If you’ve been struggling over the past few days or weeks to locate some rapid antigen tests, or ‘RATs’ as they’re otherwise hilariously known, you’re not alone. The federal government have announced that they will be stepping in to attempt to alleviate some of the pure chaos that has been surrounding COVID-19 testing in recent days.
Recalled from holidays, national cabinet is meeting today for an emergency gathering as national COVID case numbers reached 18,000 to discuss clarifying definitions around close contacts and isolation periods. Testing and the delays that have overwhelmed the system recently will also be on the agenda.
Recent reports have emerged of people waiting for hours on end to get a PCR test and experiencing long delays to get their results. In order to combat this, and alleviate pressure on the healthcare system, tens of millions of RATs have been ordered to bolster supply.
On Wednesday, Victoria announced that it had purchased 34 million RATs and would be distributing them for free across the state in a matter of weeks. Victoria’s Health Minister, Martin Foley, took a swipe at the federal government during the announcement, saying that “as per usual, the states have had to step up over the course of this pandemic and fill the gap that’s been left.”
NSW also announced that it had put in an order for 20 million tests, which will also be provided to people free of charge. Their tests are however not expected to arrive until the end of January so looks like we’re stuck in this situation for a while.
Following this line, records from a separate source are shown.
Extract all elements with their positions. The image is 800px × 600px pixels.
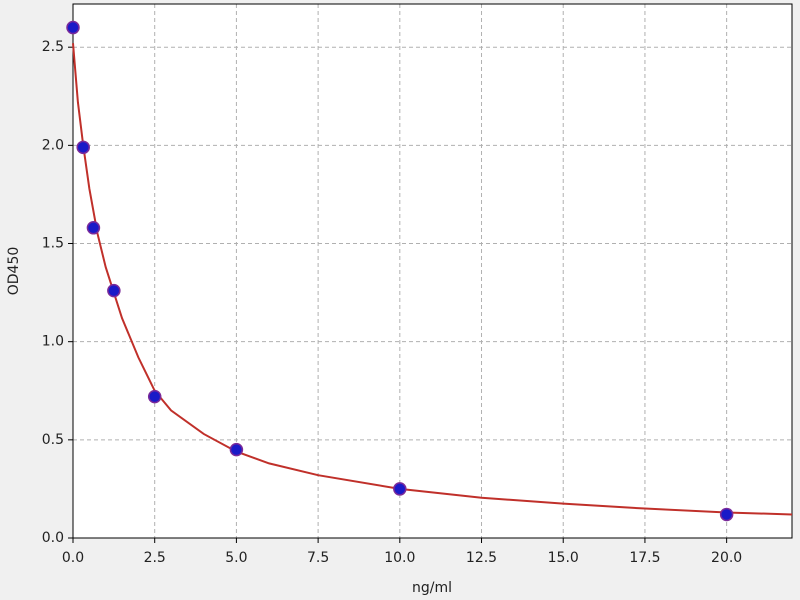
x-tick-label: 5.0 xyxy=(225,550,247,566)
data-point xyxy=(229,442,244,457)
x-tick-label: 0.0 xyxy=(62,550,84,566)
data-point xyxy=(393,482,407,496)
data-point xyxy=(719,507,734,522)
y-tick-label: 1.0 xyxy=(42,334,64,350)
data-point xyxy=(66,20,80,35)
data-point xyxy=(86,221,101,235)
x-tick-label: 15.0 xyxy=(548,550,579,566)
y-tick-label: 2.5 xyxy=(42,39,64,55)
x-tick-label: 17.5 xyxy=(629,550,660,566)
y-tick-label: 1.5 xyxy=(42,236,64,252)
x-tick-label: 20.0 xyxy=(711,550,742,566)
data-point xyxy=(147,389,162,404)
plot-frame xyxy=(72,3,793,539)
x-tick-label: 7.5 xyxy=(307,550,329,566)
y-tick-label: 2.0 xyxy=(42,137,64,153)
x-tick-label: 10.0 xyxy=(384,550,415,566)
data-point xyxy=(76,140,90,155)
data-point xyxy=(107,283,121,298)
fit-curve xyxy=(72,43,793,516)
y-tick-label: 0.0 xyxy=(42,530,64,546)
y-axis-label: OD450 xyxy=(6,247,22,296)
x-axis-label: ng/ml xyxy=(412,580,452,596)
plot-area xyxy=(73,4,792,538)
y-tick-label: 0.5 xyxy=(42,432,64,448)
x-tick-label: 12.5 xyxy=(466,550,497,566)
x-tick-label: 2.5 xyxy=(144,550,166,566)
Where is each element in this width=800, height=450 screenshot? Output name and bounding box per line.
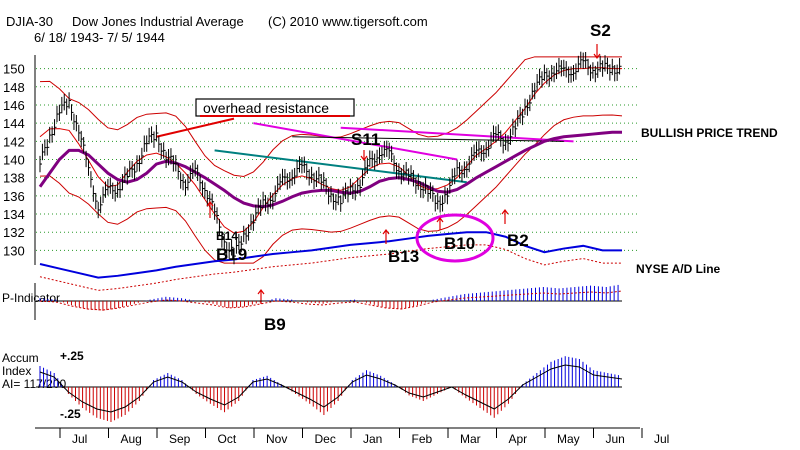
y-tick-label: 138 — [3, 171, 25, 186]
accum-top-label: +.25 — [60, 349, 84, 363]
lower-band — [39, 114, 623, 264]
x-tick-label: Mar — [460, 432, 481, 446]
signal-b13: B13 — [388, 247, 419, 266]
trendline — [214, 149, 467, 184]
y-tick-label: 140 — [3, 153, 25, 168]
y-tick-label: 150 — [3, 62, 25, 77]
trendline — [292, 136, 564, 142]
accum-bottom-label: -.25 — [60, 407, 81, 421]
x-tick-label: May — [557, 432, 580, 446]
x-tick-label: Aug — [121, 432, 142, 446]
trendline — [253, 122, 458, 161]
y-tick-label: 146 — [3, 98, 25, 113]
signal-arrowhead — [206, 201, 214, 207]
x-tick-label: Nov — [266, 432, 287, 446]
chart-title: Dow Jones Industrial Average — [72, 14, 244, 29]
p-indicator-label: P-Indicator — [2, 291, 60, 305]
x-tick-label: Jul — [72, 432, 87, 446]
signal-b19: B19 — [216, 245, 247, 264]
ad-line-ma — [39, 244, 622, 291]
y-tick-label: 130 — [3, 243, 25, 258]
price-bars — [39, 51, 622, 265]
x-tick-label: Oct — [218, 432, 237, 446]
y-tick-label: 134 — [3, 207, 25, 222]
nyse-ad-line — [39, 231, 622, 291]
accum-ma — [39, 364, 623, 413]
y-tick-label: 136 — [3, 189, 25, 204]
ad-line-path — [39, 231, 622, 279]
signal-s11: S11 — [351, 130, 380, 149]
x-tick-label: Feb — [412, 432, 433, 446]
signal-arrowhead — [382, 229, 390, 235]
chart-date-range: 6/ 18/ 1943- 7/ 5/ 1944 — [34, 30, 165, 45]
price-y-axis: 130 132 134 136 138 140 142 144 146 148 150 — [3, 62, 25, 259]
bullish-trend-label: BULLISH PRICE TREND — [641, 126, 778, 140]
signal-b9: B9 — [264, 315, 286, 334]
signal-s2: S2 — [590, 21, 611, 40]
trendline — [340, 126, 574, 143]
signal-b2: B2 — [507, 231, 529, 250]
b10-circle — [415, 213, 495, 263]
trendlines — [156, 117, 574, 184]
nyse-ad-label: NYSE A/D Line — [636, 262, 721, 276]
price-gridlines — [36, 68, 640, 251]
signal-arrowhead — [257, 289, 265, 295]
signal-arrowhead — [501, 209, 509, 215]
accum-label-1: Accum — [2, 351, 39, 365]
accum-index-bars — [36, 356, 623, 422]
y-tick-label: 148 — [3, 80, 25, 95]
signal-markers: S2 S11 B14 B19 B9 B13 B10 B2 — [206, 21, 611, 334]
signal-arrowhead — [593, 53, 601, 59]
x-tick-label: Apr — [509, 432, 528, 446]
chart-copyright: (C) 2010 www.tigersoft.com — [268, 14, 428, 29]
signal-b10: B10 — [444, 234, 475, 253]
p-indicator-bars — [36, 284, 623, 311]
y-tick-label: 132 — [3, 225, 25, 240]
chart-symbol: DJIA-30 — [6, 14, 53, 29]
trendline — [156, 117, 235, 138]
x-tick-label: Jun — [606, 432, 625, 446]
x-tick-label: Jul — [654, 432, 669, 446]
accum-label-2: Index — [2, 364, 31, 378]
x-tick-label: Sep — [169, 432, 191, 446]
y-tick-label: 144 — [3, 116, 25, 131]
p-indicator-ma — [39, 290, 623, 311]
overhead-resistance-label: overhead resistance — [203, 100, 329, 116]
x-tick-label: Jan — [363, 432, 382, 446]
x-tick-label: Dec — [315, 432, 336, 446]
signal-b14: B14 — [216, 229, 238, 243]
x-axis: Jul Aug Sep Oct Nov Dec Jan Feb Mar Apr May Jun Jul — [59, 428, 669, 446]
y-tick-label: 142 — [3, 134, 25, 149]
signal-arrowhead — [436, 217, 444, 223]
signal-arrowhead — [360, 155, 368, 161]
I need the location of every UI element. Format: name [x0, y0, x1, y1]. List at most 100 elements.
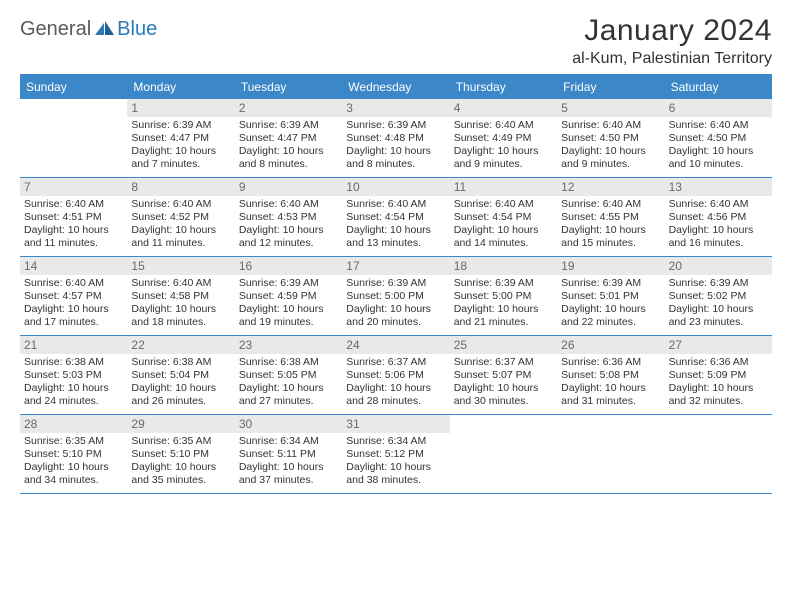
page-subtitle: al-Kum, Palestinian Territory — [572, 50, 772, 68]
daylight-text: Daylight: 10 hours — [346, 145, 445, 158]
day-number: 2 — [235, 99, 342, 117]
daylight-text: and 26 minutes. — [131, 395, 230, 408]
sunset-text: Sunset: 5:11 PM — [239, 448, 338, 461]
sunset-text: Sunset: 5:10 PM — [131, 448, 230, 461]
daylight-text: Daylight: 10 hours — [346, 461, 445, 474]
calendar-day — [665, 415, 772, 493]
sunrise-text: Sunrise: 6:37 AM — [454, 356, 553, 369]
daylight-text: Daylight: 10 hours — [561, 303, 660, 316]
calendar-day: 5Sunrise: 6:40 AMSunset: 4:50 PMDaylight… — [557, 99, 664, 177]
sunrise-text: Sunrise: 6:40 AM — [239, 198, 338, 211]
sunset-text: Sunset: 4:57 PM — [24, 290, 123, 303]
brand-logo: General Blue — [20, 14, 157, 41]
daylight-text: and 34 minutes. — [24, 474, 123, 487]
calendar-day: 4Sunrise: 6:40 AMSunset: 4:49 PMDaylight… — [450, 99, 557, 177]
daylight-text: and 11 minutes. — [24, 237, 123, 250]
calendar-day: 26Sunrise: 6:36 AMSunset: 5:08 PMDayligh… — [557, 336, 664, 414]
daylight-text: and 23 minutes. — [669, 316, 768, 329]
calendar-day: 3Sunrise: 6:39 AMSunset: 4:48 PMDaylight… — [342, 99, 449, 177]
calendar-day: 29Sunrise: 6:35 AMSunset: 5:10 PMDayligh… — [127, 415, 234, 493]
sunrise-text: Sunrise: 6:38 AM — [239, 356, 338, 369]
calendar-week: 28Sunrise: 6:35 AMSunset: 5:10 PMDayligh… — [20, 415, 772, 494]
sunrise-text: Sunrise: 6:40 AM — [669, 198, 768, 211]
daylight-text: and 28 minutes. — [346, 395, 445, 408]
daylight-text: and 8 minutes. — [346, 158, 445, 171]
daylight-text: Daylight: 10 hours — [24, 224, 123, 237]
sunrise-text: Sunrise: 6:39 AM — [454, 277, 553, 290]
weekday-header: Wednesday — [342, 76, 449, 99]
daylight-text: and 32 minutes. — [669, 395, 768, 408]
day-number: 29 — [127, 415, 234, 433]
daylight-text: Daylight: 10 hours — [131, 145, 230, 158]
daylight-text: Daylight: 10 hours — [24, 382, 123, 395]
day-number: 26 — [557, 336, 664, 354]
day-number: 13 — [665, 178, 772, 196]
day-number: 7 — [20, 178, 127, 196]
sunrise-text: Sunrise: 6:34 AM — [346, 435, 445, 448]
sunset-text: Sunset: 4:52 PM — [131, 211, 230, 224]
brand-sail-icon — [95, 21, 115, 35]
daylight-text: and 14 minutes. — [454, 237, 553, 250]
calendar-week: 1Sunrise: 6:39 AMSunset: 4:47 PMDaylight… — [20, 99, 772, 178]
page: General Blue January 2024 al-Kum, Palest… — [0, 0, 792, 494]
day-number: 19 — [557, 257, 664, 275]
calendar-day: 14Sunrise: 6:40 AMSunset: 4:57 PMDayligh… — [20, 257, 127, 335]
daylight-text: and 21 minutes. — [454, 316, 553, 329]
daylight-text: and 20 minutes. — [346, 316, 445, 329]
sunrise-text: Sunrise: 6:40 AM — [131, 198, 230, 211]
sunset-text: Sunset: 5:02 PM — [669, 290, 768, 303]
weekday-header: Friday — [557, 76, 664, 99]
sunrise-text: Sunrise: 6:40 AM — [131, 277, 230, 290]
weekday-header: Tuesday — [235, 76, 342, 99]
sunset-text: Sunset: 5:07 PM — [454, 369, 553, 382]
daylight-text: Daylight: 10 hours — [454, 303, 553, 316]
daylight-text: Daylight: 10 hours — [131, 461, 230, 474]
sunset-text: Sunset: 4:56 PM — [669, 211, 768, 224]
sunrise-text: Sunrise: 6:40 AM — [454, 119, 553, 132]
sunrise-text: Sunrise: 6:40 AM — [561, 198, 660, 211]
day-number: 27 — [665, 336, 772, 354]
calendar-day: 30Sunrise: 6:34 AMSunset: 5:11 PMDayligh… — [235, 415, 342, 493]
sunrise-text: Sunrise: 6:40 AM — [669, 119, 768, 132]
day-number: 11 — [450, 178, 557, 196]
daylight-text: and 37 minutes. — [239, 474, 338, 487]
sunrise-text: Sunrise: 6:40 AM — [24, 277, 123, 290]
calendar-day: 13Sunrise: 6:40 AMSunset: 4:56 PMDayligh… — [665, 178, 772, 256]
sunset-text: Sunset: 5:00 PM — [346, 290, 445, 303]
calendar-day: 11Sunrise: 6:40 AMSunset: 4:54 PMDayligh… — [450, 178, 557, 256]
sunrise-text: Sunrise: 6:40 AM — [561, 119, 660, 132]
day-number: 22 — [127, 336, 234, 354]
sunrise-text: Sunrise: 6:38 AM — [24, 356, 123, 369]
daylight-text: and 11 minutes. — [131, 237, 230, 250]
sunset-text: Sunset: 5:00 PM — [454, 290, 553, 303]
calendar-day: 22Sunrise: 6:38 AMSunset: 5:04 PMDayligh… — [127, 336, 234, 414]
calendar-week: 21Sunrise: 6:38 AMSunset: 5:03 PMDayligh… — [20, 336, 772, 415]
sunset-text: Sunset: 4:54 PM — [454, 211, 553, 224]
calendar-day: 24Sunrise: 6:37 AMSunset: 5:06 PMDayligh… — [342, 336, 449, 414]
daylight-text: and 12 minutes. — [239, 237, 338, 250]
weekday-header: Sunday — [20, 76, 127, 99]
calendar-day: 9Sunrise: 6:40 AMSunset: 4:53 PMDaylight… — [235, 178, 342, 256]
day-number: 24 — [342, 336, 449, 354]
sunset-text: Sunset: 5:12 PM — [346, 448, 445, 461]
daylight-text: and 19 minutes. — [239, 316, 338, 329]
sunrise-text: Sunrise: 6:38 AM — [131, 356, 230, 369]
calendar-day: 21Sunrise: 6:38 AMSunset: 5:03 PMDayligh… — [20, 336, 127, 414]
page-title: January 2024 — [572, 14, 772, 48]
sunrise-text: Sunrise: 6:40 AM — [346, 198, 445, 211]
daylight-text: Daylight: 10 hours — [561, 382, 660, 395]
calendar-day: 31Sunrise: 6:34 AMSunset: 5:12 PMDayligh… — [342, 415, 449, 493]
day-number: 21 — [20, 336, 127, 354]
calendar-day: 20Sunrise: 6:39 AMSunset: 5:02 PMDayligh… — [665, 257, 772, 335]
sunrise-text: Sunrise: 6:39 AM — [239, 277, 338, 290]
weekday-header: Monday — [127, 76, 234, 99]
daylight-text: and 18 minutes. — [131, 316, 230, 329]
weeks-container: 1Sunrise: 6:39 AMSunset: 4:47 PMDaylight… — [20, 99, 772, 494]
daylight-text: and 7 minutes. — [131, 158, 230, 171]
daylight-text: and 10 minutes. — [669, 158, 768, 171]
day-number: 3 — [342, 99, 449, 117]
daylight-text: and 9 minutes. — [561, 158, 660, 171]
day-number: 1 — [127, 99, 234, 117]
sunset-text: Sunset: 4:50 PM — [561, 132, 660, 145]
sunset-text: Sunset: 4:58 PM — [131, 290, 230, 303]
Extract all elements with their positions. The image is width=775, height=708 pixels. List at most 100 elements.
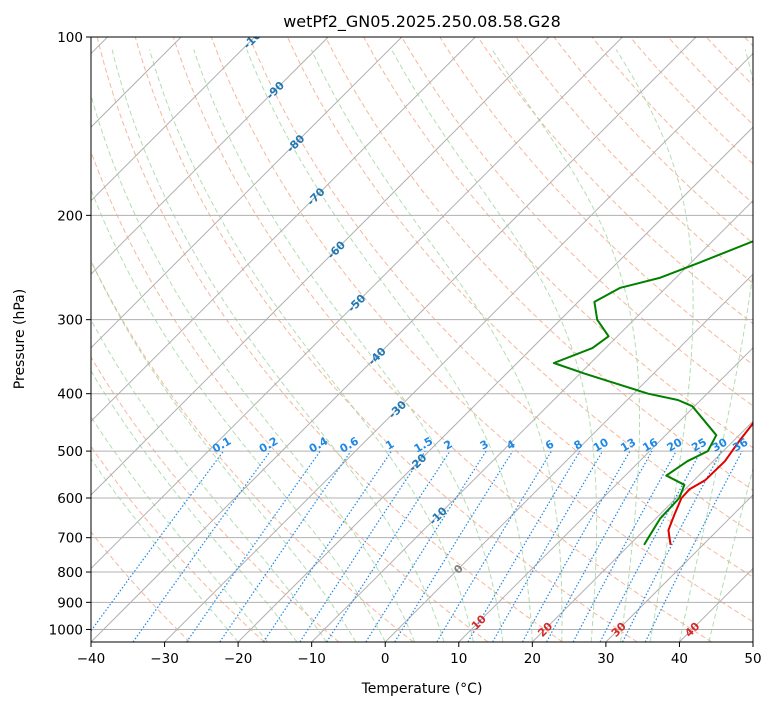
y-tick-label: 1000 <box>49 622 83 638</box>
dry-adiabat <box>744 37 753 47</box>
dry-adiabat <box>91 150 489 642</box>
y-tick-label: 300 <box>57 313 83 329</box>
isotherm <box>237 126 753 642</box>
pressure-gridlines <box>91 37 753 630</box>
dry-adiabat <box>477 37 753 325</box>
isotherm-label: 40 <box>682 620 702 640</box>
moist-adiabat <box>491 49 640 642</box>
moist-adiabat <box>391 49 598 642</box>
isotherm-label: -50 <box>345 292 368 315</box>
mixing-ratio-label: 0.4 <box>307 434 331 455</box>
mixing-ratio-label: 20 <box>665 435 685 454</box>
dry-adiabat <box>705 37 753 86</box>
moist-adiabat <box>149 49 474 642</box>
dewpoint-line <box>552 240 753 546</box>
mixing-ratio-line <box>365 450 487 642</box>
mixing-ratio-line <box>599 450 702 642</box>
isotherm <box>91 37 476 423</box>
moist-adiabat <box>91 93 416 642</box>
dry-adiabat <box>172 37 713 642</box>
mixing-ratio-line <box>299 450 426 642</box>
dry-adiabat <box>667 37 753 126</box>
isotherm <box>91 37 550 496</box>
mixing-ratio-label: 6 <box>543 437 556 452</box>
isotherm <box>531 420 753 642</box>
y-tick-label: 200 <box>57 208 83 224</box>
y-tick-label: 700 <box>57 531 83 547</box>
moist-adiabat <box>708 466 753 642</box>
dry-adiabat <box>210 37 753 623</box>
moist-adiabat <box>310 49 563 642</box>
mixing-ratio-label: 36 <box>730 435 750 454</box>
isotherm <box>384 273 753 642</box>
dry-adiabat <box>91 445 265 642</box>
y-tick-label: 100 <box>57 30 83 46</box>
mixing-ratio-line <box>394 450 514 642</box>
y-axis: 100 200 300 400 500 600 700 800 900 1000 <box>49 30 91 638</box>
isotherm <box>679 567 753 642</box>
mixing-ratio-line <box>436 450 553 642</box>
y-tick-label: 400 <box>57 387 83 403</box>
mixing-ratio-label: 1.5 <box>412 435 435 456</box>
dry-adiabat <box>91 356 340 642</box>
mixing-ratio-line <box>326 450 451 642</box>
dry-adiabat <box>91 259 414 642</box>
moist-adiabat <box>91 369 298 642</box>
mixing-ratio-line <box>622 450 722 642</box>
dry-adiabat <box>553 37 753 244</box>
moist-adiabat <box>111 49 445 642</box>
isotherm <box>458 347 753 642</box>
mixing-ratio-line <box>219 450 352 642</box>
dry-adiabat <box>363 37 753 449</box>
moist-adiabat <box>678 49 753 642</box>
moist-adiabat <box>91 188 386 642</box>
mixing-ratio-lines <box>91 450 743 642</box>
isotherm <box>752 641 753 642</box>
x-axis: −40 −30 −20 −10 0 10 20 30 40 50 <box>77 642 762 667</box>
dry-adiabat <box>248 37 753 578</box>
x-tick-label: 20 <box>524 651 541 667</box>
mixing-ratio-line <box>644 450 743 642</box>
x-tick-label: 0 <box>381 651 390 667</box>
plot-area: 0.1 0.2 0.4 0.6 1 1.5 2 3 4 6 8 10 13 16 20 25 30 36-100-… <box>91 37 753 642</box>
mixing-ratio-label: 30 <box>710 435 730 454</box>
x-tick-label: 50 <box>744 651 761 667</box>
isotherm <box>605 494 753 642</box>
dry-adiabat <box>401 37 753 407</box>
y-tick-label: 500 <box>57 444 83 460</box>
x-tick-label: 40 <box>671 651 688 667</box>
isotherm <box>164 52 753 642</box>
mixing-ratio-label: 0.6 <box>338 434 362 455</box>
isotherm <box>311 199 753 642</box>
mixing-ratio-line <box>91 450 224 632</box>
x-tick-label: 30 <box>597 651 614 667</box>
isotherm <box>91 37 329 275</box>
mixing-ratio-line <box>262 450 392 642</box>
mixing-ratio-label: 10 <box>591 435 611 454</box>
dry-adiabat <box>515 37 753 284</box>
mixing-ratio-line <box>521 450 631 642</box>
isotherms <box>91 37 753 642</box>
profile-lines <box>552 240 753 546</box>
mixing-ratio-label: 16 <box>640 435 660 454</box>
isotherm-label: -30 <box>386 398 409 421</box>
dry-adiabat <box>96 37 563 642</box>
mixing-ratio-line <box>467 450 581 642</box>
moist-adiabat <box>246 49 533 642</box>
mixing-ratio-line <box>546 450 653 642</box>
y-axis-label: Pressure (hPa) <box>12 289 28 389</box>
mixing-ratio-line <box>572 450 677 642</box>
x-tick-label: −30 <box>150 651 179 667</box>
temperature-line <box>667 420 753 546</box>
y-tick-label: 800 <box>57 565 83 581</box>
dry-adiabat <box>134 37 638 642</box>
x-tick-label: −40 <box>77 651 106 667</box>
mixing-ratio-label: 2 <box>442 438 455 453</box>
isotherm-label: 20 <box>535 620 555 640</box>
isotherm <box>91 37 256 202</box>
mixing-ratio-line <box>132 450 271 642</box>
mixing-ratio-label: 0.1 <box>210 435 233 456</box>
isotherm <box>91 37 623 570</box>
dry-adiabat <box>287 37 753 534</box>
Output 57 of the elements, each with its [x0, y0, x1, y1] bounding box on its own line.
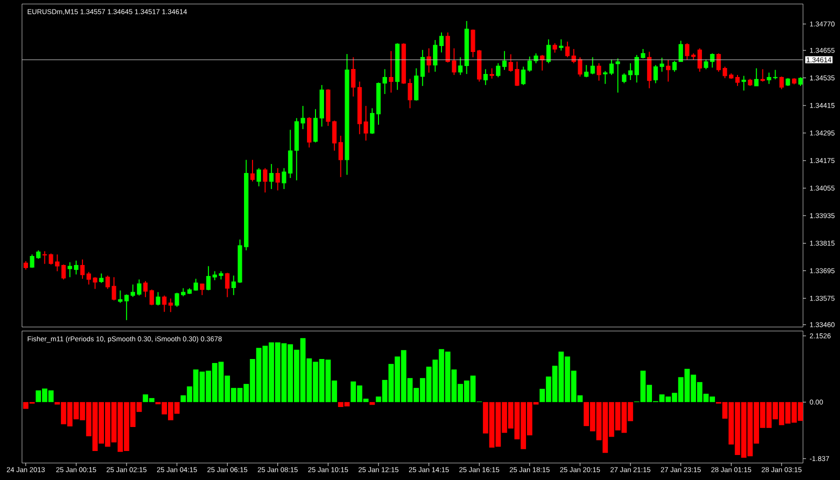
candlestick — [174, 292, 180, 308]
candlestick — [672, 60, 677, 72]
candlestick — [269, 164, 274, 190]
candlestick — [521, 66, 526, 86]
candlestick — [590, 56, 595, 75]
candlestick — [742, 75, 746, 92]
candlestick — [200, 283, 204, 296]
candlestick — [420, 49, 425, 86]
candlestick — [578, 56, 582, 78]
candlestick — [80, 259, 85, 280]
candlestick — [596, 62, 602, 82]
candlestick — [678, 40, 684, 62]
candlestick — [565, 41, 570, 58]
candlestick — [74, 260, 78, 275]
candlestick — [262, 168, 268, 193]
candlestick — [206, 266, 211, 291]
candlestick — [584, 64, 589, 78]
candlestick — [250, 159, 255, 182]
candlestick — [666, 60, 670, 82]
candlestick — [540, 54, 544, 72]
candlestick — [351, 56, 356, 98]
candlestick — [514, 61, 520, 86]
candlestick — [603, 70, 608, 84]
candlestick — [760, 68, 765, 82]
candlestick — [452, 48, 456, 76]
candlestick — [276, 168, 280, 191]
candlestick — [168, 298, 173, 313]
candlestick — [426, 48, 432, 74]
candlestick — [647, 51, 652, 89]
candlestick — [150, 289, 154, 306]
candlestick — [99, 273, 104, 284]
candlestick — [483, 68, 488, 86]
bar — [370, 402, 375, 405]
candlestick — [572, 48, 576, 64]
candlestick — [92, 276, 98, 290]
candlestick — [754, 68, 759, 86]
candlestick — [143, 280, 148, 298]
candlestick — [162, 295, 167, 312]
candlestick — [118, 290, 122, 304]
candlestick — [558, 38, 564, 52]
candlestick — [779, 76, 784, 90]
candlestick — [68, 262, 72, 278]
candlestick — [458, 56, 463, 76]
candlestick — [470, 28, 476, 58]
candlestick — [698, 48, 702, 72]
candlestick — [86, 271, 91, 286]
candlestick — [388, 50, 394, 94]
candlestick — [136, 278, 142, 296]
candlestick — [552, 42, 558, 54]
candlestick — [508, 54, 513, 72]
candlestick — [156, 292, 160, 306]
candlestick — [256, 168, 262, 187]
candlestick — [225, 272, 230, 298]
candlestick — [338, 135, 343, 178]
candlestick — [546, 38, 551, 64]
candlestick — [61, 264, 66, 280]
candlestick — [490, 68, 494, 80]
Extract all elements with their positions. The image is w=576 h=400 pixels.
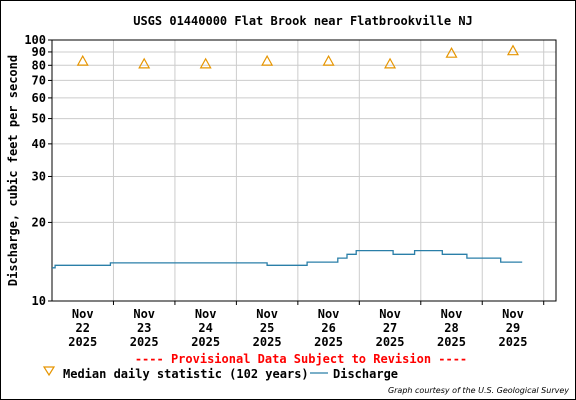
- x-tick-label: 22: [76, 321, 90, 335]
- median-point: [199, 57, 212, 69]
- median-point: [261, 54, 274, 66]
- median-point: [384, 57, 397, 69]
- x-tick-label: 2025: [314, 335, 343, 349]
- x-tick-label: 2025: [253, 335, 282, 349]
- x-tick-label: Nov: [256, 307, 278, 321]
- x-tick-label: Nov: [441, 307, 463, 321]
- y-tick-label: 70: [32, 73, 46, 87]
- legend-triangle-icon: [42, 366, 56, 377]
- x-tick-label: Nov: [72, 307, 94, 321]
- legend: Median daily statistic (102 years) Disch…: [42, 366, 398, 381]
- x-tick-label: 26: [321, 321, 335, 335]
- y-tick-label: 90: [32, 45, 46, 59]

The federal government responded with a pledge of $375 million to secure an additional 50 million tests on top of the 10 million it has already acquired. Prime Minister Scott Morrison said that states are responsible for securing their own tests but that the additional RATs will be used to meet federal responsibilities which include aged-care homes.
RATs have been selling for more than double their recommended retail price recently, with some suppliers charging as much as $20 per test as people scramble to access them.
Melbourne company Suretest however told The Australian that it had more than enough tests to meet demand and that it could work with up to 14 times more demand if necessary.
“We’ve got factories overseas that we can get access to very large quantities of tests,” company medical director Peter Lewis said. “We can bring in one million kits per week reasonably easily … that’s without struggling.”
The federal government has since warned that it will take “strong, clear, swift” action on price gouging for RATs however opposition leader Anthony Albanese has used the opportunity to slam Morrison over his lack of leadership on the issue.
Albanese accused the PM of once again being “missing in action” while palming off responsibility to the states.
“Scott Morrison and his government are, once again, showing a lack of leadership, consistently passing the buck to state and territory governments,” he said. “Why is it that there’s no issue too big for Scott Morrison to show how small his vision for this country is?”